The causes of default vary. In some circumstances, student loan borrowers having trouble making payments are simply too embarrassed to call their lender and ask for help to find out their options. Occasionally, borrowers do realize they are missing payments but also assume everything will be fine as long as they bring their loan current upon becoming financially stable. Others are not aware of the provisions in their promissory note which states you must contact the lender every time there is a change of address in order to ensure that the lender knows where the borrower wants to be billed for their loans. Not receiving a bill in the mail does not justify a borrower missing a scheduled loan payment.
The good news is that damage done to your credit profile for late payments on certain types of federal loans can be remedied. All it takes is communication with your lender on those loans and a commitment to make all future payments on time.
What is rehabilitation?
Rehabilitation is a process by which a borrower may bring a Federal Title IV Student Loan, such as a Perkins or a Direct Loan, out of default by complying with specified federal repayment requirements. A loan is rehabilitated if the borrower requests rehabilitation and then makes an on-time, monthly payment as determined by the lending institution each month for nine consecutive months.
Within thirty days of receiving the borrower’s ninth and final on-time consecutive monthly payment, the institution will:
- Return the borrower to regular repayment status
- Treat the first payment made under the nine consecutive payments as the first payment under the ten-year repayment maximum
- Instruct any credit bureau to which the default was reported to remove the default from the borrower’s credit history and update the credit report
In accordance with federal regulations, a borrower is allowed to rehabilitate a qualified defaulted loan one time only. Once rehabilitated, that loan will no longer be eligible for any future rehabilitation if the borrower happens to default on it again.

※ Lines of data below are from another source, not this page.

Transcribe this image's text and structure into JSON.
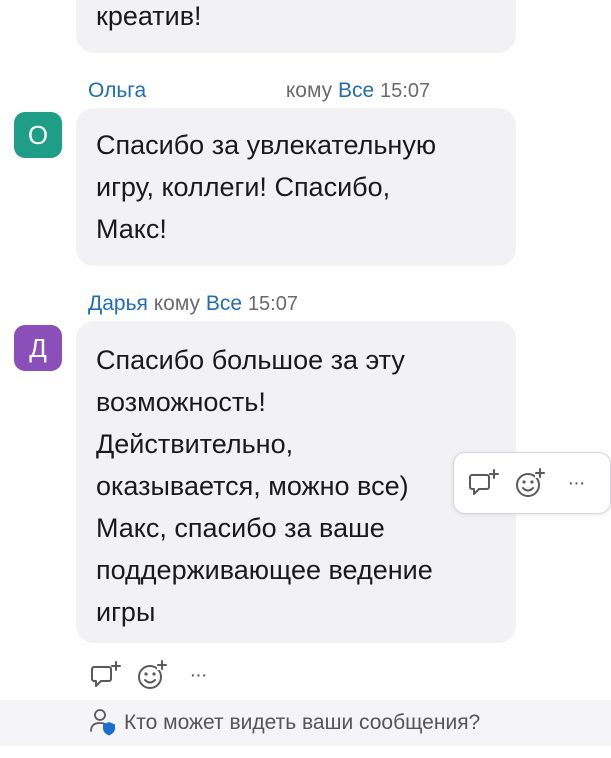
{
  "messages": [
    {
      "text": "креатив!"
    },
    {
      "sender": "Ольга",
      "to_word": "кому",
      "recipient": "Все",
      "time": "15:07",
      "avatar_letter": "О",
      "avatar_color": "#1e9e86",
      "text": "Спасибо за увлекательную\nигру, коллеги! Спасибо,\nМакс!"
    },
    {
      "sender": "Дарья",
      "to_word": "кому",
      "recipient": "Все",
      "time": "15:07",
      "avatar_letter": "Д",
      "avatar_color": "#8a4fb8",
      "text": "Спасибо большое за эту\nвозможность!\nДействительно,\nоказывается, можно все)\nМакс, спасибо за ваше\nподдерживающее ведение\nигры"
    }
  ],
  "hover_toolbar": {
    "icons": [
      "reply-in-thread-icon",
      "add-reaction-icon",
      "more-options-icon"
    ],
    "more_label": "···"
  },
  "reaction_row": {
    "icons": [
      "reply-in-thread-icon",
      "add-reaction-icon",
      "more-options-icon"
    ],
    "more_label": "···"
  },
  "privacy_notice": {
    "icon": "person-shield-icon",
    "text": "Кто может видеть ваши сообщения?"
  },
  "colors": {
    "link_blue": "#1f6db5",
    "bubble_bg": "#f2f2f5",
    "icon_gray": "#5a5a5a",
    "shield_blue": "#1a6fd1"
  }
}
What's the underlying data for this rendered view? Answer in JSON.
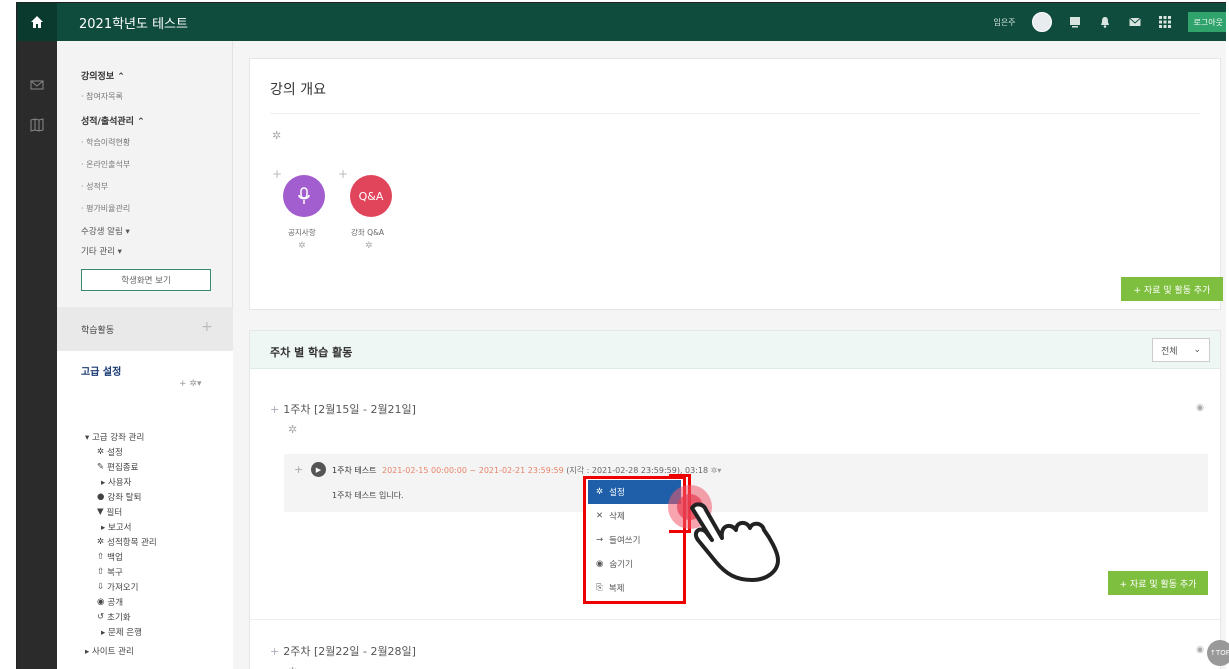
{
  "topbar": {
    "title": "2021학년도 테스트",
    "user_name": "임은주",
    "logout_label": "로그아웃",
    "icons": [
      "home-icon",
      "avatar",
      "monitor-icon",
      "bell-icon",
      "mail-icon",
      "grid-icon"
    ]
  },
  "sidebar": {
    "cut_top": "강의정보",
    "course_info": "강의정보 ⌃",
    "participants": "· 참여자목록",
    "grade_mgmt": "성적/출석관리 ⌃",
    "sub_items": [
      "· 학습이력현황",
      "· 온라인출석부",
      "· 성적부",
      "· 평가비율관리"
    ],
    "notify": "수강생 알림 ▾",
    "etc": "기타 관리 ▾",
    "student_view": "학생화면 보기",
    "learning": "학습활동",
    "advanced": "고급 설정",
    "adv_mgmt": "▾ 고급 강좌 관리",
    "adv_items": [
      "설정",
      "편집종료",
      "▸ 사용자",
      "강좌 탈퇴",
      "필터",
      "▸ 보고서",
      "성적항목 관리",
      "백업",
      "복구",
      "가져오기",
      "공개",
      "초기화",
      "▸ 문제 은행"
    ],
    "site_mgmt": "▸ 사이트 관리"
  },
  "main": {
    "overview_title": "강의 개요",
    "activities": [
      {
        "label": "공지사항",
        "color": "#a25ecf",
        "icon": "microphone-icon"
      },
      {
        "label": "강좌 Q&A",
        "color": "#e0455b",
        "icon_text": "Q&A"
      }
    ],
    "add_button": "+ 자료 및 활동 추가",
    "weekly_title": "주차 별 학습 활동",
    "filter_value": "전체",
    "week1": "1주차 [2월15일 - 2월21일]",
    "week2": "2주차 [2월22일 - 2월28일]",
    "activity_name": "1주차 테스트",
    "activity_dates": "2021-02-15 00:00:00 ~ 2021-02-21 23:59:59",
    "activity_extra": "(지각 : 2021-02-28 23:59:59), 03:18",
    "activity_desc": "1주차 테스트 입니다.",
    "add_button2": "+ 자료 및 활동 추가"
  },
  "menu": {
    "items": [
      "설정",
      "삭제",
      "들여쓰기",
      "숨기기",
      "복제"
    ]
  },
  "top_button": "TOP"
}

How do I rehabilitate my student loan?
Here are basic steps a borrower should take to rehabilitate a qualified student loan that has gone into default:
- STEP 1: Contact your lender and request loan rehabilitation
- STEP 2: Read the rehabilitation payment agreement your lender sends you carefully for terms and conditions, then sign and return it by the requested deadline
- STEP 3: Proceed to make all of the agreed upon payments in a timely manner during the nine-month loan rehabilitation agreement period
- STEP 4: If it is required of you by the lender, sign and return the new promissory note your lender requests of you
Following the rehabilitation of your loan, send all future payments on time. You will not be allowed to rehabilitate the same loan twice.
Is loan rehabilitation possible if I have been placed with a collection agency?
Yes. Simply contact the agency handling your qualified account and tell them that you would like to rehabilitate the loan. If you don't know the name and contact information for the collection agency your loan has been placed with, contact your lender and they will provide you with this information.
As previously stated, rehabilitation is dependent on the borrower making nine consecutive monthly on-time payments. Be aware that even if your account is with a collection agency, federal regulations state the amount of the monthly payment is at the discretion of the lender and the collection agency must obtain the lender's approval for entering into a loan rehabilitation agreement with you..
Can I rehabilitate a loan once a court judgment has been rendered?
No. Federal regulations exclude rehabilitation on a loan for which a judgment has been rendered.
(UCLA attempts to provide up-to-date information in our Bruin Dollars and $ense How To Series. Please be aware that the content of this document is based upon information that was correct at the time of publication. All information pertaining to and gathered from both UCLA and other sources is subject to change without notice.)